A frase de um Getúlio preocupado em desvendar rapidamente a conspiração do crime da Rua Toneleiros faz lembrar fortemente um outro presidente – este sim fez o Brasil parecer uma república de bananas. Há vinte e dois anos Collor de Mello deixou o poder, escorraçado pelas jovens vozes das ruas e por fruto de denúncias feitas pelo seu irmão. Numa situação dramática muito semelhante, Getúlio esbraveja que quer que tudo e todos sejam investigados “doa a quem doer!” – curiosamente a mesma frase pronunciada por Collor de Mello no domingo em que conclamava o povo a sair às ruas de verde e amarelo para defender o seu mandato presidencial. Se com Collor o tiro saiu pela culatra, em Vargas acertou em cheio seu coração.
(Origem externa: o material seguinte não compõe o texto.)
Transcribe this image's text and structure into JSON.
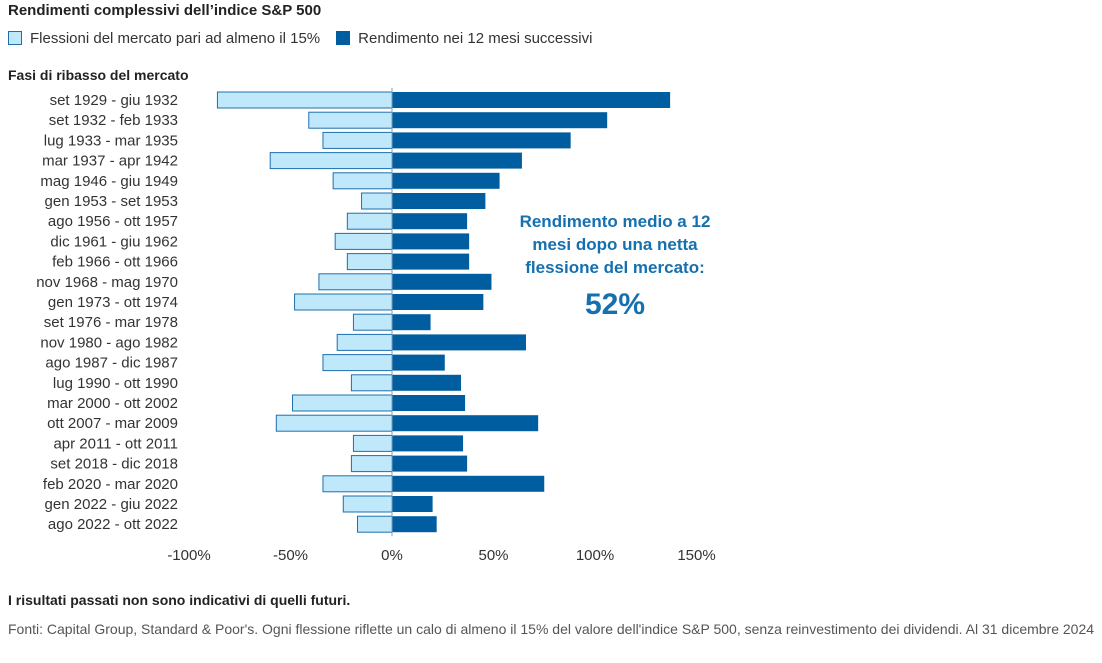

Em outro momento, Vargas acorda sobressaltado depois da cena de um sonho em que ele se vê sair de um carro oficial, com a faixa presidencial e algemas. Em tempos de CPIs sobre a corrupção – tema recorrente da direita golpista no Brasil e no mundo – também esta é uma alegoria que estimula desejos não tão gerais e espontâneos acerca da criminalização da política e dos políticos de hoje. A crítica à corrupção dos políticos, somada à crítica da inatividade do parlamento apontam para uma solução necessariamente autocrática. A história do Brasil comprova esta tese à larga pelo menos nos últimos 125 anos.

O lustre. Por fim, o lustre. Símbolo da ostentação do poder, lugar em que se perde Vargas em seus devaneios escapistas, o lustre de todos os ângulos filmado ad nauseam, no final, rodopia em velocidade. Representa aí uma roleta, seja de cassino, seja uma roleta russa: a política, afinal de contas, é um jogo que os inescrupulosos insistem temerariamente em achincalhar. Enfim, Getúlio é um filme das organizações Globo. E é declaradamente pensado para que reflitamos sobre a política no Brasil de hoje. Mais competente do que a média, um tanto enfadonho e longo, é, entretanto, um filme nada inocente na sua tomada de posição. Neutro, certamente não é. Nesse sentido, e em minha opinião, a reflexão política que sobressai de Getúlio é claramente de direita.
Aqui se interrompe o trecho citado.